In announcing what it says is a simpler structure, Intel said it would us three processor levels, the Core i7, Core i5, and Core i3. The first represents the highest performing chips while the latter reflects the lowest end of the spectrum. Starting next year, Core i7 and Core i5 chips would include Intel's vPro security and management technology used by businesses.
The Centrino name, introduced in 2003, would be dropped as a mobile PC platform brand beginning in 2010. Instead, it would become the new name for Intel's Wi-Fi and WiMax wireless product lines. Centrino is used currently to cover a combination of mainboard chipset, mobile processor and wireless network interface for laptops.
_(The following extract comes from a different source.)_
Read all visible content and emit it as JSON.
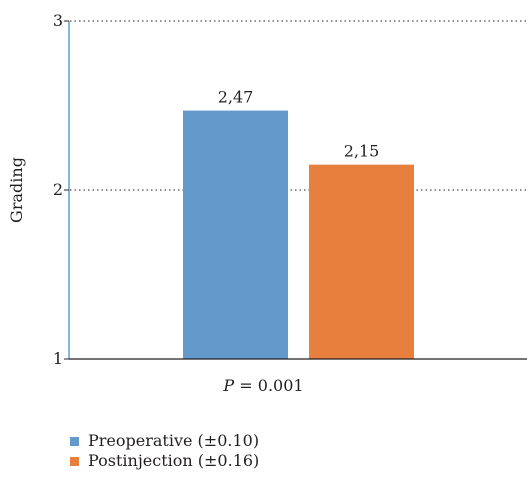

Intel would continue to use the Celeron name for chips targeted at inexpensive, entry-level computers, and the Pentium brand for PCs that provide basic computing. The Atom name would continue to be used for processors targetting devices ranging from netbooks to smartphones.
Intel said the changes are needed because the current structure is too confusing for consumers and businesses. "The fact of the matter is, we have a complex structure with too many platform brands, product names, and product brands, and we've made things confusing for consumers and IT buyers in the process," Intel spokesman Bill Calder said in a corporate blog.
Changing branding is not unusual for companies, particularly when the naming structure is seen as getting too confusing for customers. Intel formally launched the Core i7 brand in November of last year with the release of quad-core desktop products.